Have you ever been close to that hard-negotiated resolution only to run out of the final crucial
“crunch”  time that is always necessary to close the foreseeable gap between opposing-party “final” positions? 

Or worse, have your had your resolution essentially in hand, but without the necessary time to completely and accurately memorialize your resolution? 

Running out of time to completely close negotiation or document a resolution occurs much more than you might suspect.  And, sometimes an almost-successful party never even learns just how close they came because the other party prefers to simply adjourn rather than to foreseeably work overtime or miss the last plane. 

One of the crucial goals of any mediation  is to properly record any mutually agreed resolution.  A full “why” subject for another day, but suffice it to say, failing to obtain a fully complete and valid mediation settlement agreement after achieving  resolution is like winning the Master’s golf tournament and forgetting to sign your score card.

But running out of time for documenting your resolution is far less common than resolution lost simply because the parties wasted so much time in meaningless early stages of negotiation, that there was insufficient time remaining for the final stages of negotiation where a real resolution could be achieved.
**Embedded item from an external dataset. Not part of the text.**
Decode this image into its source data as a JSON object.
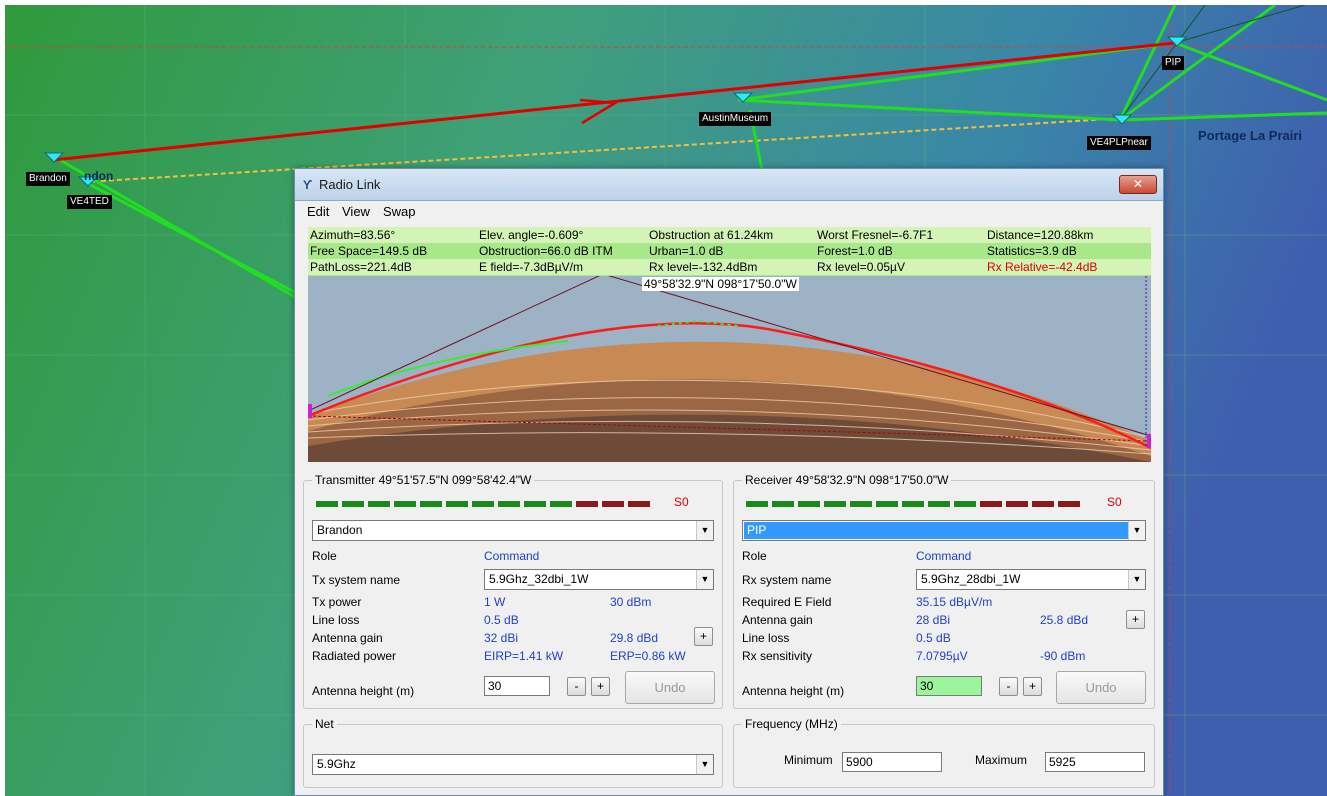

You wouldn’t knowingly run out of gas, would you?  You wouldn’t knowing take a wrong road?  Then why run out of time in a mediation setting when you know in advance the total time allocated to all of your tasks at mediation?

Good trial attorneys use a “timing chart” of their planned use of the total time allocated to them for the presentation of their portion of any trial.  Why not consider the same for planning your next mediation?

Consider also using a separate timing chart to track actual negotiations of the issues.  And, to plan your responses to negotiations so as not to lose the opportunity for your greatest success in the final stages.  After all, your negotiation should really be about where you want to go, not where the opposition wants you to go.

With advance planning and proper mediation timing charts you can easily stay on your planned course to make sure you have sufficient time allocated properly to your opening. your negotiation, your closing and your settlement agreement.

Keep an eye on the clock, your goals and your charts and you won’t run out of time.